Qualitative comparisons (Figures 4–7) illustrate:

• Monolithic prompts lead to identity drift, weak shot boundaries, and flat/irrelevant audio.
• MTSS-structured control, even without further adaptation, yields persistent identity, accurate shot transitions, and precise audio-visual correspondence.
• The full MTSS pipeline achieves near-human-level alignment and narrative coherence in both single- and multi-shot scenarios.

Figure 4: Single-shot comparison: Only MTSS-structured specification maintains identity and continuous audio coverage, outperforming monolithic and weak baselines.

Figure 5: Single-shot comparison: Only MTSS-structured pipelines generate speech-like, temporally precise AV patterns.

Figure 6: Multi-shot comparison: MTSS and pipeline variants achieve accurate identity and event grounding across dynamic, cross-shot transitions.

Figure 7: Multi-shot comparison: Periodic audio-visual events and boundaries (e.g., footsteps) are only synchronized via MTSS streams and grounding.
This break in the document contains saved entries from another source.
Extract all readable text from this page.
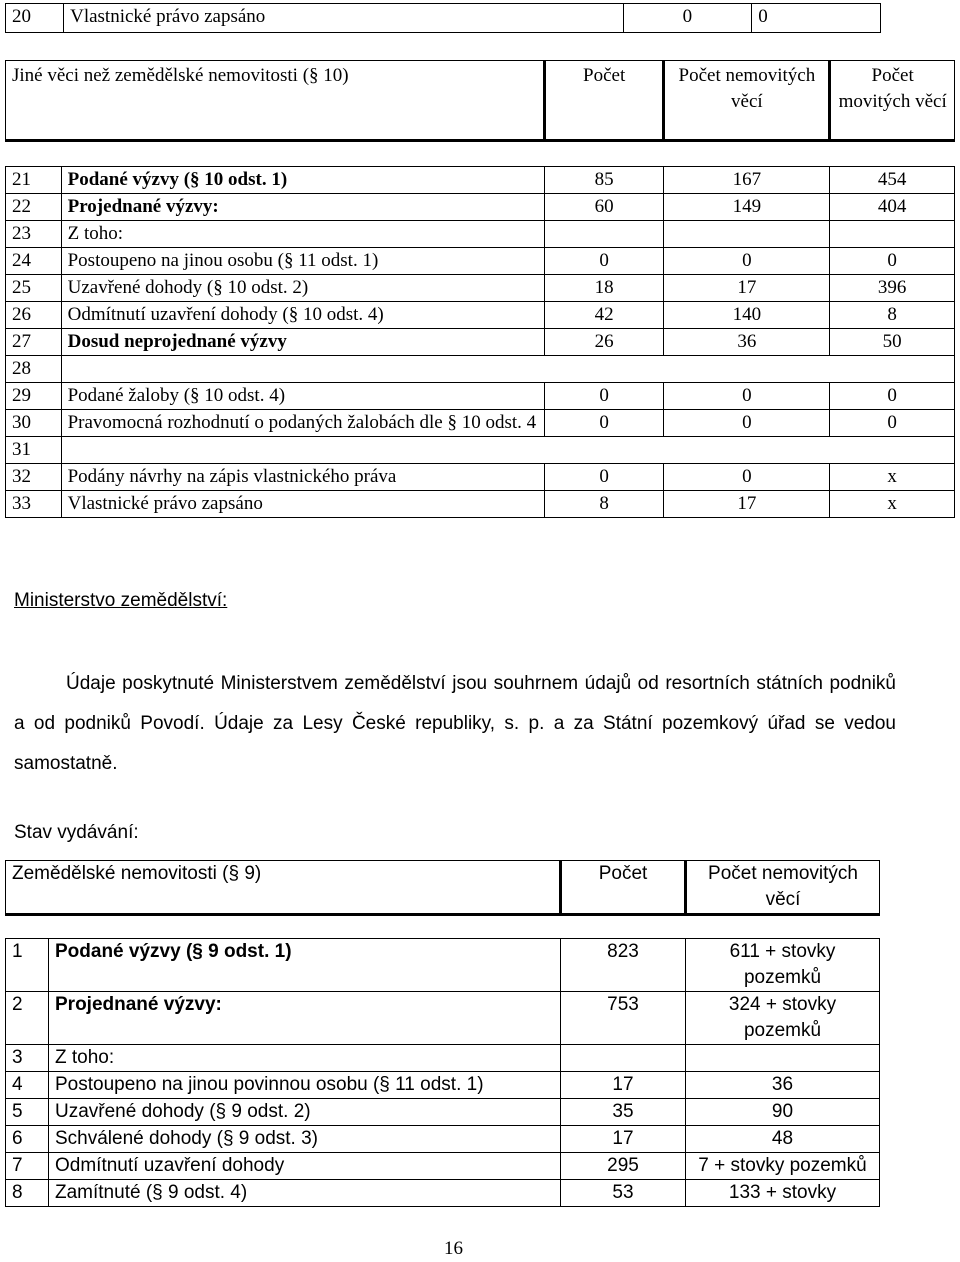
20	Vlastnické právo zapsáno	0	0
Jiné věci než zemědělské nemovitosti (§ 10)		Počet	Počet nemovitých věcí	Počet movitých věcí

21	Podané výzvy (§ 10 odst. 1)	85	167	454
22	Projednané výzvy:	60	149	404
23	Z toho:			
24	Postoupeno na jinou osobu (§ 11 odst. 1)	0	0	0
25	Uzavřené dohody (§ 10 odst. 2)	18	17	396
26	Odmítnutí uzavření dohody (§ 10 odst. 4)	42	140	8
27	Dosud neprojednané výzvy	26	36	50
28				
29	Podané žaloby (§ 10 odst. 4)	0	0	0
30	Pravomocná rozhodnutí o podaných žalobách dle § 10 odst. 4	0	0	0
31				
32	Podány návrhy na zápis vlastnického práva	0	0	x
33	Vlastnické právo zapsáno	8	17	x
Ministerstvo zemědělství:
Údaje poskytnuté Ministerstvem zemědělství jsou souhrnem údajů od resortních státních podniků a od podniků Povodí. Údaje za Lesy České republiky, s. p. a za Státní pozemkový úřad se vedou samostatně.
Stav vydávání:
Zemědělské nemovitosti (§ 9)		Počet	Počet nemovitých věcí

1	Podané výzvy (§ 9 odst. 1)	823	611 + stovky pozemků
2	Projednané výzvy:	753	324 + stovky pozemků
3	Z toho:		
4	Postoupeno na jinou povinnou osobu (§ 11 odst. 1)	17	36
5	Uzavřené dohody (§ 9 odst. 2)	35	90
6	Schválené dohody (§ 9 odst. 3)	17	48
7	Odmítnutí uzavření dohody	295	7 + stovky pozemků
8	Zamítnuté (§ 9 odst. 4)	53	133 + stovky
16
Theoretical Implications and Future Prospects

The MTSS paradigm establishes a data-centric foundation for both discriminative and generative tasks:

• It exposes video as a relational database, making cross-modal temporal inference and reference retrieval tractable within MLLMs, and substantially reducing the search/decoding space in generative models.
• For generation, MTSS offers a universal and composable scripting interface well-suited to advanced, controller-rich Diffusion Transformer architectures.
• Future directions include scaling structured annotation quality for open-source MLLMs, optimizing cross-stream attention and alignment, and comprehensive evaluation on long-form and out-of-domain multimodal content.

Conclusion

Script-a-Video’s MTSS paradigm (2604.11244) delivers a principled, scalable, and highly effective framework for structured audio-visual captioning and tightly controlled multi-shot video generation. By decomposing the representational load into relationally grounded streams, MTSS addresses the key limitations of monolithic captioning: ambiguity, redundancy, and intractable edit/update logic. Empirical analysis confirms robust gains in descriptive fidelity, logical reasoning, identity consistency, multi-shot controllability, and audio-visual synchronization. MTSS can be anticipated to provide the backbone for next-generation semantic interfaces in both video understanding and generative modeling.